In the years following WWII, Coke had 60% of the market share and was the quintessential American soft drink. However, by the mid-’80s, Coke’s share had dropped to less than 25%, thanks in large part to intense competition from Pepsi.
Then-CEO Roberto Goizueta realized that while the newly-introduced Diet Coke would be the choice of health-conscious baby boomers in the years to come, they were losing ground with younger drinkers, who preferred the sweeter taste of Pepsi.
To make a long story short, after extensive market research, focus studies, and taste tests, Coke came up with what would come to be known as “New Coke.” Though it was never the drink’s official name, it replaced the original, tried-and-true formula that had been Coke’s signature for a hundred years.
New Coke was released April 23, 1985, and production of the original (classic) formula was halted that same week.
Alas, the new drink’s run lasted just 77 days. After intense public backlash, the company relented and once again fired up production of the original formula, selling it as “Coca-Cola Classic,” alongside New Coke (which, in fact, would go on to be renamed Coke II and survive until 2002).
Interestingly, by the end of 1985, Coca-Cola Classic’s sales were far outpacing those of Pepsi — or of any other Coke product — leading some industry and business experts to claim New Coke had been nothing more than a marketing and publicity stunt.
Whatever the reason or rationale, New Coke went on to become a punchline, a misfit pop culture icon, and a symbol of the ’80s. – AJW
America’s taste just got better (1985)
PR disaster: Officials at Coke ‘misread’ public attachment to drink (1985)
Wisconsin State Journal (Madison, Wisconsin) July 12, 1985
The top three officials of Coca-Cola Co. said Thursday that they are bringing back the recipe that made Coke the world’s most popular soft drink because they “clearly misread” the public’s attachment to it.
They denied that the return of the old formula was prompted by a failure of the 11-week-old new formula or that the return of Coca-Cola Classic was planned all along.
“We’re not that dumb, and we’re not that smart,” Donald Keough, president of Coca-Cola Co., said at the company headquarters with Chairman Roberto C. Goizueta and Coca-Cola USA President Brian Dyson. Around the country, people who bottle and distribute Coke greeted the old formula with a relief, disagreement and cynicism.
“We’ve had quite a lot of concern, a lot of calls at the plant,” said John Kayajan, president of the Coca-Cola Bottling Co. of Cape Cod, Mass. But Kayajan and other Massachusetts bottlers said the new Coke surpassed the old Coke’s popularity in the state, and Kayajan predicted: Goizueta sips an old Coke.

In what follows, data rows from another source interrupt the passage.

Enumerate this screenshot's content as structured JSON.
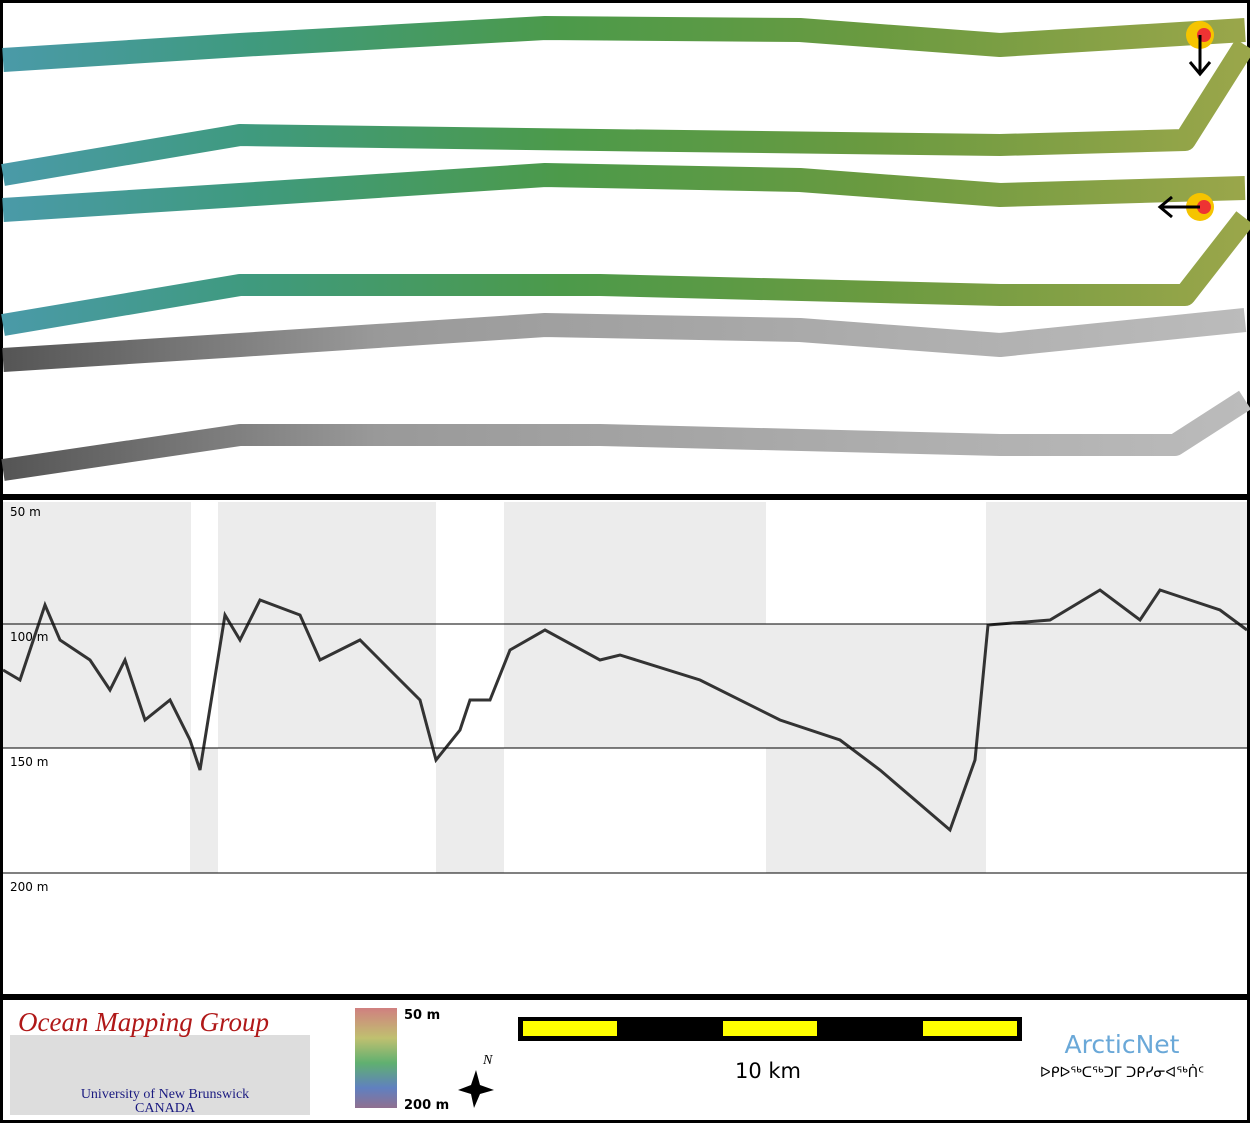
{
  "profile": {
    "depth_labels": [
      "50 m",
      "100 m",
      "150 m",
      "200 m"
    ]
  },
  "footer": {
    "logo_title": "Ocean Mapping Group",
    "logo_university": "University of New Brunswick",
    "logo_country": "CANADA",
    "colorbar_top": "50 m",
    "colorbar_bottom": "200 m",
    "compass": "N",
    "scale_label": "10 km",
    "partner": "ArcticNet",
    "partner_syllabics": "ᐅᑭᐅᖅᑕᖅᑐᒥ ᑐᑭᓯᓂᐊᖅᑏᑦ"
  }
}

“The new will prevail here.”
“I think it’s all a publicity stunt on the part of the company,” said Mike Bruzzio, who checks shipments at the bottling plant in Newark, NJ. “They got all that publicity and made the people go cuckoo for Coke.”
“If you want to know the truth, I think they were going to do this from the beginning,” said Bill Roth, Coke’s district sales manager in Newark. The old formula for Coke, which remained fundamentally unchanged for 99 years, was replaced in April with a taste the company said was “smoother, bolder and rounder.”
But cola drinkers rebelled. Groups formed to lobby for the return of the old formula, and Coke received thousands of telephone calls and letters.
On Monday, Coke’s leaders decided to market the old formula again, and the decision was announced Wednesday.
“Our company attained the position it enjoys by watching consumers, listening to consumers and giving consumers what they want,” Goizueta said.
Dyson said the best product the company can make will continue to be sold under the Coca-Cola label. Coke Classic — like diet Coke, Cherry Coke, caffeine-free Diet Coke and caffeine-free Coke — will be a product extension.
Product overview: From Coca Cola’s 1985 annual shareholder report
New Taste of Coke
As part of its strategic efforts to enhance the trademark Coca-Cola and to continue as the leading force in the industry, the Company took historic steps to satisfy the changing tastes of American consumers.
The Company developed a new taste for Coca-Cola, which earned superior preference ratings in consumer taste tests. In April, the new taste of Coke was launched nationwide.
With its smoother taste and contemporary positioning, Coke began developing a new consumer franchise with special appeal to the youth segment.
As national rollout of the new formula reached full throttle, many consumers demonstrated unexpectedly strong loyalty to the original taste of Coca-Cola by requesting the option of once again enjoying its familiar, unique taste.
Responding promptly, the Company introduced Coca-Cola classic in July — a new name for the product with the original formula for Coca-Cola.
This gave America an unparalleled choice: the traditional taste in Coca-Cola classic, appealing to its committed consumers, and the exciting new taste of Coke, attracting new consumers to Company products.